Elle vit en dehors du vaisseau, hébergée dans une couche de cytogel dont elle s’assure de l’extrême propreté. Elle regrette la mode de sa jeunesse en apesanteur : les vêtements semblables à des méduses à la dérive qui se tortillent pour éviter le moindre accroc, les pinces à ajustement automatique des tissus, la soie semblable à de l’alcool froid renversé… Elle déplore de ne plus ressentir l’huile et la sueur sur sa peau ; sa combinaison lui garantit une propreté telle qu’elle se sent presque mise à nue.

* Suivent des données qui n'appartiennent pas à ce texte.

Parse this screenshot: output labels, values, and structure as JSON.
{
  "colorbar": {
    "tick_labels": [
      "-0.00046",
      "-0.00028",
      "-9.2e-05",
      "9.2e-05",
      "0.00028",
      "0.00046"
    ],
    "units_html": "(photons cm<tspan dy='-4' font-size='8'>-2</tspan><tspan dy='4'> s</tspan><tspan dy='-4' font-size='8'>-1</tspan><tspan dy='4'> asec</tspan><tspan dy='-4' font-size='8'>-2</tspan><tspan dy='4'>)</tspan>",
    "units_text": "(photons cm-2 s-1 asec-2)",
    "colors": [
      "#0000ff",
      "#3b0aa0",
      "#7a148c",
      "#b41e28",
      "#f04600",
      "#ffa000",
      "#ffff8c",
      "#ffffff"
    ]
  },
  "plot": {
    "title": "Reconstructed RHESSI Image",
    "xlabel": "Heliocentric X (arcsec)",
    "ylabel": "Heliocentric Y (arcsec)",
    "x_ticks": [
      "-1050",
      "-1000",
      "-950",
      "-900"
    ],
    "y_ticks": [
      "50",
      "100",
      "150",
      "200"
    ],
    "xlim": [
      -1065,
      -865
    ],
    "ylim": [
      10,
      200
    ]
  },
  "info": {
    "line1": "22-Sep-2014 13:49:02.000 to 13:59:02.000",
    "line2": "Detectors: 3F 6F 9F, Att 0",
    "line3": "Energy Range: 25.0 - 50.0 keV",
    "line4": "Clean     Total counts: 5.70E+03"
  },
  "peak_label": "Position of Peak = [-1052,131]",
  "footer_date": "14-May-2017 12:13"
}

Pourtant, elle reste là dehors, elle tient à ressentir la saveur changeante de la lumière des étoiles à mesure qu’évoluent les teintes de bleu de l’univers vers lequel elle se dirige. À mesure que le Yang Liwei accélère et s’approche de la vitesse de la lumière, le vaisseau se déplace de plus en plus rapidement dans la lumière venue de loin. Si la lumière était semblable à de la poussière, elle frapperait le Yang plus rapidement, mais la lumière ne peut changer de vitesse, alors elle acquiert de l’énergie à la place. La lumière rouge possède peu d’énergie, mais celle bleue et violette en a beaucoup, c’est pourquoi l’univers devient bleu.
Même maintenant, l’extrémité du spectre visible vire à l’ultraviolet invisible, la couleur de la vitesse, la couleur de l’avenir.